Point cooling advances for hot ICs
By Ron Wilson, Executive Editor -- EDN, March 5, 2009
Engineers have for years been suggesting using thermoelectric films to cool hot ICs because the films develop a temperature difference between their surfaces when you apply a voltage across them. The problems of getting the film next to the IC, establishing a good thermal connection, and packaging the whole thing in a way that allows the heat to escape have often defeated the undertaking, however. Also, in SOCs (systems on chips) and advanced microprocessors, heat often concentrates in small local areas of the die, so that uniformly cooling the die may be ineffective.

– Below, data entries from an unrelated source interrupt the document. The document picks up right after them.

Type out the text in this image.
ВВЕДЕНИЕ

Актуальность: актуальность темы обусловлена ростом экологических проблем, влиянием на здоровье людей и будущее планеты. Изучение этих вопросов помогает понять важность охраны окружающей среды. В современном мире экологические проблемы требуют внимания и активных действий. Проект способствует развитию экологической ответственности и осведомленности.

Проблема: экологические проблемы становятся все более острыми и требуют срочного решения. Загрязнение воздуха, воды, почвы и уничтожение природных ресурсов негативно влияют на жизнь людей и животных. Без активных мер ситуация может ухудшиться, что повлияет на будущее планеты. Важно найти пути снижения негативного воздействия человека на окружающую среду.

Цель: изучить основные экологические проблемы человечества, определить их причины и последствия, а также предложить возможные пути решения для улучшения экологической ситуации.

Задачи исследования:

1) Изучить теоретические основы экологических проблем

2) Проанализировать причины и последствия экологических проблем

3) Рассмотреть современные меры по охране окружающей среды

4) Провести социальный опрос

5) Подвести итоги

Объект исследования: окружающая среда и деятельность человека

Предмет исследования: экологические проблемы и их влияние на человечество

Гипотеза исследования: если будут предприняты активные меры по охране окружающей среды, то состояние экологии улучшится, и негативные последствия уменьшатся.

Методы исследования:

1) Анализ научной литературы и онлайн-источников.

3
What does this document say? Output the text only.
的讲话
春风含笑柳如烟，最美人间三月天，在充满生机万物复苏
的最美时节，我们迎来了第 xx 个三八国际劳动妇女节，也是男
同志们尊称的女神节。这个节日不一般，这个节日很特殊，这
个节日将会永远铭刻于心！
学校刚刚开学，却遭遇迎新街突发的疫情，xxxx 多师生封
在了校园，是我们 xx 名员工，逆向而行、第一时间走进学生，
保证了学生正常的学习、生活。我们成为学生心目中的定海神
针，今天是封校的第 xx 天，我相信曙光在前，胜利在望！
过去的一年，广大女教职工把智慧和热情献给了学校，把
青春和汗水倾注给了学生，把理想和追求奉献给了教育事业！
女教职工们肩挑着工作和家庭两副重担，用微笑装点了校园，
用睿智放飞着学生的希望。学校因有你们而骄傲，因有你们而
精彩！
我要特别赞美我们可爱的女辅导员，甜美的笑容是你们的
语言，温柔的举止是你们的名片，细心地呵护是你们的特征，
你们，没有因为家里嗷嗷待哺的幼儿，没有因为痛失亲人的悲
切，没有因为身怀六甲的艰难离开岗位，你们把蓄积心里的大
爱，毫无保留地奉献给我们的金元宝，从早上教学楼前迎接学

Now, researchers from Intel, Nextreme Thermal Solutions, and RTI International have announced a successful experiment in spot cooling using a bismuth-tellurium-antimony-selenium film. The researchers developed the superlattice film using nanoscale layers of the materials. Attaching the film to the backside of a die, apparently directly under a hot spot in the circuitry, the team was able to then package the assembly in a way that conducted the heat from the film to a conventional heat spreader on top of the package.
The completed assembly was able to cool a 1300W/cm² hot spot by as much as 15°C. The team claims that this experiment is the first successful demonstration of a viable chip-scale-refrigeration technology.